Subsequently the milling company sent the following letter:

"Latrobe, Pa. December 2, 1884"

"Case Manufacturing Company"

"Dear Sir: Enclosed find note corrected as requested; also the insurance policy for $6,000, which you will return to me. Will please pardon, as secretary has been on the road, and is

Page 138 U. S. 435

not at home yet, and I thought it my duty, after getting his signature, to send to you. The mill is running right along, only we have a hard time to compete with Mr. Chambers, across the way, as he has reduced the price to nothing, viz., $4.25 per barrel of flour, but the race belongs to the one that has the most sand to stand up to it."

"Yours, respectfully,"

"LATROBE MILLING Co."

"D.J.S."

To which letter the plaintiff returned this reply:

"Columbus, Ohio, December 4, 1884"

"Latrobe Milling Company, Latrobe, Pa."

"Dear Sirs: We are in receipt of the notes, which are all 'O.K.;' also the insurance policies, which we will have the transfer made on and returned to you to be signed, and have your agent there endorse the transfer. At the price Chambers is selling flour, there surely is a loss in it, and we hope it won't take him long to see his folly and restore the price, so that you can both make some money."

"Yours truly,"

"THE CASE MANUFACTURING Co."

"By SHOUGH"

"P.S. Accept thanks for fixing our matters up in proper shape."
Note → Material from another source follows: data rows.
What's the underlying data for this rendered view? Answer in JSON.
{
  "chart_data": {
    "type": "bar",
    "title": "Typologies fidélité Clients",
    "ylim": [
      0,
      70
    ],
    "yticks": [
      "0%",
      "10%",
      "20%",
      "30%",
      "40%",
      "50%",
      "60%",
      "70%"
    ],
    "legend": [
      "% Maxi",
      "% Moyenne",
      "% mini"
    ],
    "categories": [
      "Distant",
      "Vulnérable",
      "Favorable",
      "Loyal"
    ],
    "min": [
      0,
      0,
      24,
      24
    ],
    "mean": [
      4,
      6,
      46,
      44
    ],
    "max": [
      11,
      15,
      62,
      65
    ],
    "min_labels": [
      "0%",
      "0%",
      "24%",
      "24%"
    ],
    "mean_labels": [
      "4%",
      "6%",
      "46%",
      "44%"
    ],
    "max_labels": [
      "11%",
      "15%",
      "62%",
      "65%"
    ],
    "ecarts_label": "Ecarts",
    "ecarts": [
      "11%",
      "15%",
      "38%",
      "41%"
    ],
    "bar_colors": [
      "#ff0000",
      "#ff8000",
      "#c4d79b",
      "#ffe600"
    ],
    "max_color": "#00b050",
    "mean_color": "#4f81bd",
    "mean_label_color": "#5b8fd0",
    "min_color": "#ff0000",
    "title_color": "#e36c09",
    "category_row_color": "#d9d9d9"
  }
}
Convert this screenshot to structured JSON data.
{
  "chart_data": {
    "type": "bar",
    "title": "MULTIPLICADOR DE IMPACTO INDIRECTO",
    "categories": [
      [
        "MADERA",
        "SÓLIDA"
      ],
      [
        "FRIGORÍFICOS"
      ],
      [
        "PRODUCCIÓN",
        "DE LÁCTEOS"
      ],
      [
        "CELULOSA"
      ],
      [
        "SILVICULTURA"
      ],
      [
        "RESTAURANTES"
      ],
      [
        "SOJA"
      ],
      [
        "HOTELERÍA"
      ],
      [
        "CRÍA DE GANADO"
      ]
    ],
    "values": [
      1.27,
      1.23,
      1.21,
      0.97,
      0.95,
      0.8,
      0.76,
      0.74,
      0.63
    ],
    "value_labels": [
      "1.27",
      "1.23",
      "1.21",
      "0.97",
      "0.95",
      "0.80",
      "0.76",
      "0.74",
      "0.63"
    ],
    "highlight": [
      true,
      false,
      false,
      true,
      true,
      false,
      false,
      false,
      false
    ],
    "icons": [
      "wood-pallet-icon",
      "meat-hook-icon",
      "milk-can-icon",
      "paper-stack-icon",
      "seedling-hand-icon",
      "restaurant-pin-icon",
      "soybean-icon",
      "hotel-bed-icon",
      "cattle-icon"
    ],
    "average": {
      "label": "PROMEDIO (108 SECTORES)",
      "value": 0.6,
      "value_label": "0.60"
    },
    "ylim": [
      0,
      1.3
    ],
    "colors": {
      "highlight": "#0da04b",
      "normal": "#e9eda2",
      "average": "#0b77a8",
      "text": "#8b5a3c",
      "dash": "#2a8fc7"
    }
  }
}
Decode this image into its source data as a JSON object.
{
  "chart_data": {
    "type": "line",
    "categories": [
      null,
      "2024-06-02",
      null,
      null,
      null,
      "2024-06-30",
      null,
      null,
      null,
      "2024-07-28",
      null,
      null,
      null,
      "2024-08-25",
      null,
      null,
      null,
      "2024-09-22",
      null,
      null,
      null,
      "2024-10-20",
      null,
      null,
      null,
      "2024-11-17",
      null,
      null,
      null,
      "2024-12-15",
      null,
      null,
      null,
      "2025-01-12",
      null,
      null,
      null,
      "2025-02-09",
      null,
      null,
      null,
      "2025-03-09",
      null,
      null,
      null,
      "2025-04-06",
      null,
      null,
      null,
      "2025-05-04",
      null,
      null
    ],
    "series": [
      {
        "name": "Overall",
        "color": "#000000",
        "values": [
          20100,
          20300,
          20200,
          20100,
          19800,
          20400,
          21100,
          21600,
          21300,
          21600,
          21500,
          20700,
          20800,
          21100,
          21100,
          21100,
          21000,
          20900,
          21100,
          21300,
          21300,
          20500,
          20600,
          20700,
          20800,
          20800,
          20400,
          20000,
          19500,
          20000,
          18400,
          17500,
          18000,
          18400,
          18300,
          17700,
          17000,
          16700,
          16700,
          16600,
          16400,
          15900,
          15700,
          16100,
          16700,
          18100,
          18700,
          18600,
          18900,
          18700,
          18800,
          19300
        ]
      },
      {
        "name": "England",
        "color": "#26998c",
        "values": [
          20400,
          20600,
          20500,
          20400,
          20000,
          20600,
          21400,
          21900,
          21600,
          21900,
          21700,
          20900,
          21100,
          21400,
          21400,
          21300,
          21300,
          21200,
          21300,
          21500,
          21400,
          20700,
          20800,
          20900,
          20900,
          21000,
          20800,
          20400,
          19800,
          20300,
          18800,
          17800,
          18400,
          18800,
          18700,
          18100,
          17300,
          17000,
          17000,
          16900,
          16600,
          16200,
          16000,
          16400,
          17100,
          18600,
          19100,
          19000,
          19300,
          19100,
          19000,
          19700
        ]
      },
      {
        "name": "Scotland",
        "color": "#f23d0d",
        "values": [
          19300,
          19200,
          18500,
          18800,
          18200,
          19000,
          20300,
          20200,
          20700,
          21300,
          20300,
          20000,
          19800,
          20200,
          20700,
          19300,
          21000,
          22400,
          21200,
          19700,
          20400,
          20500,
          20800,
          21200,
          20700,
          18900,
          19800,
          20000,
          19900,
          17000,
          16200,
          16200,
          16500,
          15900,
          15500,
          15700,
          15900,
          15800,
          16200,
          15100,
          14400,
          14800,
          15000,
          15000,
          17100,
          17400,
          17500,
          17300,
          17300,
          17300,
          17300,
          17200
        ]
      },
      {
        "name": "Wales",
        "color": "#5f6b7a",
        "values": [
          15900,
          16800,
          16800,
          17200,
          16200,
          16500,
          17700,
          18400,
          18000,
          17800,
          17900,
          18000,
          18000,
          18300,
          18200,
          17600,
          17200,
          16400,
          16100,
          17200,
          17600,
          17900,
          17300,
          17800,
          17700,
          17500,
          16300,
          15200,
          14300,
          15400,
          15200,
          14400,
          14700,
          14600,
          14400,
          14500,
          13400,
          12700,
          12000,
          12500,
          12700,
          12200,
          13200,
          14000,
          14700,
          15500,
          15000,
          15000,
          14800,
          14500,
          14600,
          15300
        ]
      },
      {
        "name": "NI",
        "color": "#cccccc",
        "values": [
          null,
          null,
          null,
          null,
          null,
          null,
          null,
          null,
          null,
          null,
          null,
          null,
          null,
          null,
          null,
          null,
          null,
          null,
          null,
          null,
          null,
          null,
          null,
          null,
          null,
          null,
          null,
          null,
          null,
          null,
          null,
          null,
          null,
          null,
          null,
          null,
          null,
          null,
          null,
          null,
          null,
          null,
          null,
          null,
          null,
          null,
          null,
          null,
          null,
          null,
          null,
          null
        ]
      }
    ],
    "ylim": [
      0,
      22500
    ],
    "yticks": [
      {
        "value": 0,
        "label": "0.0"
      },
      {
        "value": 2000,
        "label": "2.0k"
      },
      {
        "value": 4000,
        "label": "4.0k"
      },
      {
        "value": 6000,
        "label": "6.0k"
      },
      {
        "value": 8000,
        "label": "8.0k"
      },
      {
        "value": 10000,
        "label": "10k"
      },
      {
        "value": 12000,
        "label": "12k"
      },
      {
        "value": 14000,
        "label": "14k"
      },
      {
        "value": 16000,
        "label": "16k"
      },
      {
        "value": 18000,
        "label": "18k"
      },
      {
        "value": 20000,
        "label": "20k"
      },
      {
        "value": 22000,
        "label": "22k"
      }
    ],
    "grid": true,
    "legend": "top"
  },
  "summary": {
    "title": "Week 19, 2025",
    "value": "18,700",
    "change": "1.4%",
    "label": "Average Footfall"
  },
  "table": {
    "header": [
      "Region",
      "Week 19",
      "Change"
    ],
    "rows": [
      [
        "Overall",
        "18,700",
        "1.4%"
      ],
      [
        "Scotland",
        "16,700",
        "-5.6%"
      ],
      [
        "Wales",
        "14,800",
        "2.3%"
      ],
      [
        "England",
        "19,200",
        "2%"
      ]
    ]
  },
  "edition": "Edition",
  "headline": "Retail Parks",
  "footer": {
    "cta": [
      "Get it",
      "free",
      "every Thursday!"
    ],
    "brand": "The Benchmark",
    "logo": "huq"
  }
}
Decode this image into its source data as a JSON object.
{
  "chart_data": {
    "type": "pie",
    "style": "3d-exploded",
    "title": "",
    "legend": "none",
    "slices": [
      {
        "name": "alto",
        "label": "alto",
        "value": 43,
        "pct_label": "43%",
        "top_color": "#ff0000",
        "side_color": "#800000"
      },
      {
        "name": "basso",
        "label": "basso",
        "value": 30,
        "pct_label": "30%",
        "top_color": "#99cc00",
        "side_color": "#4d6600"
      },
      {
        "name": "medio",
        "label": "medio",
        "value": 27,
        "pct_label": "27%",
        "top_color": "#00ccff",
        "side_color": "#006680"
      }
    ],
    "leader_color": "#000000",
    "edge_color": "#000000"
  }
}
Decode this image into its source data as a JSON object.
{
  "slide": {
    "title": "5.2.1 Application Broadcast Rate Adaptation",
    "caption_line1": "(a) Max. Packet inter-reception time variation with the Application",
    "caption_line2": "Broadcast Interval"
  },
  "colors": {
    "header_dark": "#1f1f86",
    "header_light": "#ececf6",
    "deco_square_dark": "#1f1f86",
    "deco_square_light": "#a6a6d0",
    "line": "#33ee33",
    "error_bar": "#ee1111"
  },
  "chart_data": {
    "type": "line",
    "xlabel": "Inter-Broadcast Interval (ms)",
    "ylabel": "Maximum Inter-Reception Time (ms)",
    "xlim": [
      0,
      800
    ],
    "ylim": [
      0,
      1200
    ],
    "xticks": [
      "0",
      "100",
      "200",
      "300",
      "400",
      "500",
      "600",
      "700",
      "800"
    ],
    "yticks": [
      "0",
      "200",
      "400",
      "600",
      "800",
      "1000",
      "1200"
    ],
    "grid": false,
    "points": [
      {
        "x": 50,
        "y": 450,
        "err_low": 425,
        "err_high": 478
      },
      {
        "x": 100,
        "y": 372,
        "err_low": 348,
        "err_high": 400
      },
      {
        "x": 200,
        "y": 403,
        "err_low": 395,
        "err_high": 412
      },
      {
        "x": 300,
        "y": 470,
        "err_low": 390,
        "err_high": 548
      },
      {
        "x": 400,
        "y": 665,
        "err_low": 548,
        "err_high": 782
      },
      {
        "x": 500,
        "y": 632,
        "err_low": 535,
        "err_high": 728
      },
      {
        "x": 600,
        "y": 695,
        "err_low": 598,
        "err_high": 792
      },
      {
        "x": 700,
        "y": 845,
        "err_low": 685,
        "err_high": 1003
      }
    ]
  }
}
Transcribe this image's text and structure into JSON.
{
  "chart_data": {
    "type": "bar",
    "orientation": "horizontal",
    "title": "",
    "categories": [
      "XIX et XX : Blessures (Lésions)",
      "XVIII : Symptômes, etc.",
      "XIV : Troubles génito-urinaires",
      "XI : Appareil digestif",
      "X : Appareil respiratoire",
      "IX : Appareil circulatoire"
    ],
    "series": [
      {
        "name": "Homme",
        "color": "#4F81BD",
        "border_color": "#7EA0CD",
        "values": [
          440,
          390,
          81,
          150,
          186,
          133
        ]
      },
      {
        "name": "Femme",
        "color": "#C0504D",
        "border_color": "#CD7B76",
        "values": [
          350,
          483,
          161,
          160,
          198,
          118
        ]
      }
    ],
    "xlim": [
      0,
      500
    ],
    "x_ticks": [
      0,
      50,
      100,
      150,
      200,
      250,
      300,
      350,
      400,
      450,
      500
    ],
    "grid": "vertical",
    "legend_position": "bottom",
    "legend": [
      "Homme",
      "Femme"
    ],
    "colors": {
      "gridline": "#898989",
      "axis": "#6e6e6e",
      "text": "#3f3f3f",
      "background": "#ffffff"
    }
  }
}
At the time the original order was signed, no corporation defendant existed. The parties were contemplating the formation of a corporation or association, and on May 5, 1884, they did form, under authority of the general law of the State of Pennsylvania, an association known under the name, "Latrobe Milling Company, Limited," by which the liability of the parties interested in the new association was limited to the amount of the capital stock, and the notes given in the settlement were the notes of this limited liability company. Mr. Watson, the president of the plaintiff corporation, died in the winter of 1884-85. Thereafter, John F. Oglevee became its secretary and treasurer and general manager of its affairs. The first note not being paid when due, in the fall of 1885, Oglevee visited Latrobe to look after its payment. Subsequently,

Page 138 U. S. 436

examining the records in the county seat of Westmoreland County, in which Latrobe lies, he found judgments against the milling company, and mortgages upon its property. Shortly after this discovery, he returned to Columbus and thereupon the plaintiff company returned the two notes which it had received, alleging that they did not conform to the contract, and demanded payment of the first note, $2,000, and interest, and, in lieu of the second, a new note executed by the Latrobe Milling Company, and not by the limited liability company. The defendants refused to comply with this demand, and returned the notes to the plaintiff. Thereafter this suit was brought. To this suit the defendants pleaded that it was understood at the time of the original contract that they were to organize a corporation with limited liability, and that its notes were to be the notes to be given for deferred payments; secondly, that after the organization, and after the delivery of the machinery, the plaintiff, with knowledge of the facts, accepted the notes in full payment and satisfaction of the debt. When the case came on for trial, a jury was waived. Findings of fact were made and a judgment entered thereon in favor of defendants, to review which these proceedings in error have been brought to this Court.